Rescue Company 1 was organized on March 8, 1915. The first officer in charge of Rescue Company 1 was then Captain John J. McElligott and Lieutenant Edwin A. Hotchkiss.

Rescue 1's firehouse was destroyed in 1985 by a fire in a neighboring warehouse. Rescue 1 was already out on a call when fire collapsed the warehouse onto their quarters. The unit then temporarily relocated until 1989 when their present firehouse was finished. Their distinctive door was saved and relocated to the back of the building.

On May 14, 1991, Lieutenant Patrick Brown led firefighters from Rescue 1 in performing two rope rescues at a fire in a 12-story building in Times Square, safely removing two occupants from the top floor windows in front of television cameras and hundreds of onlookers on the street below. Considered to be "one of the most spectacular fire rescues ever captured on film", the double roof rescue was featured in the television series Rescue 911 (Episode 3.10).

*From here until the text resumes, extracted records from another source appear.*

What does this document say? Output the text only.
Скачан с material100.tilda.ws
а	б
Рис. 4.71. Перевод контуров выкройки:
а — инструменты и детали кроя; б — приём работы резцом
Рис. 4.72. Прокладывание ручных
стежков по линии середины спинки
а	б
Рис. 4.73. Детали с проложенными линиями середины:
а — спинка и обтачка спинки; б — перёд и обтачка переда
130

During the September 11 attacks, the company responded to the North Tower, and lost nearly half its company. Captain Terry Hatton led 10 members of Rescue 1 into the stairwell of the North Tower that morning. A 20 year veteran and one of the most decorated members in FDNY history, Hatton had earned 19 medals for bravery including the Medal of Honor. Nicknamed "Capt. Man Hatton" for his encyclopedic knowledge of Manhattan's buildings, he had previously led the company's FEMA task force deployments after the Oklahoma City bombing and the TWA Flight 800 crash. Of the 11 members of Rescue 1 who perished that day, Hatton's body was recovered on September 28, 2001. His wife Elizabeth Petrone Hatton, executive assistant to Mayor Giuliani, was on the steps of City Hall when the North Tower collapsed. She learned the following day that she was pregnant; their daughter Terri was born in 2002. In the 2002 documentary 9/11, they are one of first units entering the stairwell of the building. In 2002, rescue trucks designed by the company's captain Terry Hatton, who died in the attacks, were incorporated into the department's fleet, with his characteristic exclamation, "Outstanding", printed on the front of Rescue 1's vehicle. The subsequent 2007 Pierce rig had the same inscription with "T.H." added next to the motto. In 2005, the section of West 43rd Street between Tenth and Eleventh Avenues where the company's firehouse is located was named Terence S. Hatton Way.

Rescue 1 celebrated their centennial on March 8, 2015.